Selon les sources historiques, Resafa, fondée à l’origine par les Assyriens, s’est développée et a prospéré durant les périodes romaine, byzantine et omeyyade, grâce à sa position stratégique sur une grande route caravanière près de l’Euphrate. Construite en calcaire blanc qui reflète intensément la lumière du soleil, elle était historiquement connue sous le nom de « Resafa la Blanche ».

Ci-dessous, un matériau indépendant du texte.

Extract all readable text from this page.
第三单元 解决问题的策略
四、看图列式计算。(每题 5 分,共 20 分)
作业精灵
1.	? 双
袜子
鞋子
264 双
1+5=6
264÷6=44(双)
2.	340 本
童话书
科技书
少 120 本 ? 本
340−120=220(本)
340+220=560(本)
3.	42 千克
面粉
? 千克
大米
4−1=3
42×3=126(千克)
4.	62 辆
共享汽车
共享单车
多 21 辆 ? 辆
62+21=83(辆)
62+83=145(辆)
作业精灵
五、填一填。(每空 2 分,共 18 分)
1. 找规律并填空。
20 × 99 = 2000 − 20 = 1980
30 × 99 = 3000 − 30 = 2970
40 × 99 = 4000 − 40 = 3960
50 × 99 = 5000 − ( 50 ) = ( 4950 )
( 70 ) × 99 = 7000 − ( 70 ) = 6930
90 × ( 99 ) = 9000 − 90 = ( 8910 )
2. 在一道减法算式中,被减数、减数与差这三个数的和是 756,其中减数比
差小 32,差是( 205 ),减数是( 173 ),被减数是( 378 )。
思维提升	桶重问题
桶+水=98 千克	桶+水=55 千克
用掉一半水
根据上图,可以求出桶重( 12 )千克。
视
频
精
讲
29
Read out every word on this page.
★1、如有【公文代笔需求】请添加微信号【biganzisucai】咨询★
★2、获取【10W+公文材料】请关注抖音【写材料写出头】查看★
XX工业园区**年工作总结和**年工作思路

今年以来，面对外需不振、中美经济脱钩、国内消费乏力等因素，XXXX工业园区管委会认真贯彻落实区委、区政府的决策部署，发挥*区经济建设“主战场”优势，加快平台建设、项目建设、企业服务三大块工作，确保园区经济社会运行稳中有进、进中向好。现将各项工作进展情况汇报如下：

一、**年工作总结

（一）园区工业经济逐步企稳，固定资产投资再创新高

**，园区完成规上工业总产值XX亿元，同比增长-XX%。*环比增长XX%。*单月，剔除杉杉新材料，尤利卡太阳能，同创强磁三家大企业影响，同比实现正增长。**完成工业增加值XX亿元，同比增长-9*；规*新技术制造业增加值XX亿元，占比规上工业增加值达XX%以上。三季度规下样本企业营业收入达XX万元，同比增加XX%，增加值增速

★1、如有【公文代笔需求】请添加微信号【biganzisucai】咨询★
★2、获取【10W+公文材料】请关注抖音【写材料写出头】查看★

L’empereur Justinien ordonna sa fortification
Sous la période byzantine, la ville atteignit son apogée au VIᵉ siècle, lorsque l’empereur Justinien ordonna sa fortification par d’immenses murailles de pierre entourant l’agglomération sur environ sept kilomètres. À cette époque, Resafa devint un centre religieux et de pèlerinage chrétien majeur, dédié à saint Serge, l’un des martyrs les plus vénérés en Orient.
Parmi ses monuments les plus remarquables figurent trois grandes églises, dont l’église de Saint-Serge, également appelée église du Martyre, considérée comme un joyau de l’architecture religieuse byzantine.

Resafa de Hicham
Sous la période omeyyade, Resafa connut une nouvelle ère de prospérité. Le calife Hicham ibn Abd al‑Malik en fit une résidence d’été, et elle devint connue sous le nom de « Resafa de Hicham ». Les fouilles archéologiques ont révélé l’existence de deux palais omeyyades, confirmant l’importance politique et administrative de la ville à cette époque.
En plus de ses fonctions religieuses et résidentielles, la ville jouait un rôle défensif essentiel, agissant comme une forteresse avancée contre les invasions potentielles grâce à son système de murailles, de tours et de réservoirs d’eau.

La splendeur de Resafa prit fin au XIIIᵉ siècle, lorsqu’elle fut dévastée lors des invasions mongoles, entraînant son abandon progressif et sa transformation en relique silencieuse du passé.
Aujourd’hui, Resafa demeure l’un des joyaux du patrimoine syrien, symbole de la richesse culturelle du pays et de l’interaction des civilisations qui, au fil des siècles, ont laissé leur empreinte au cœur du désert.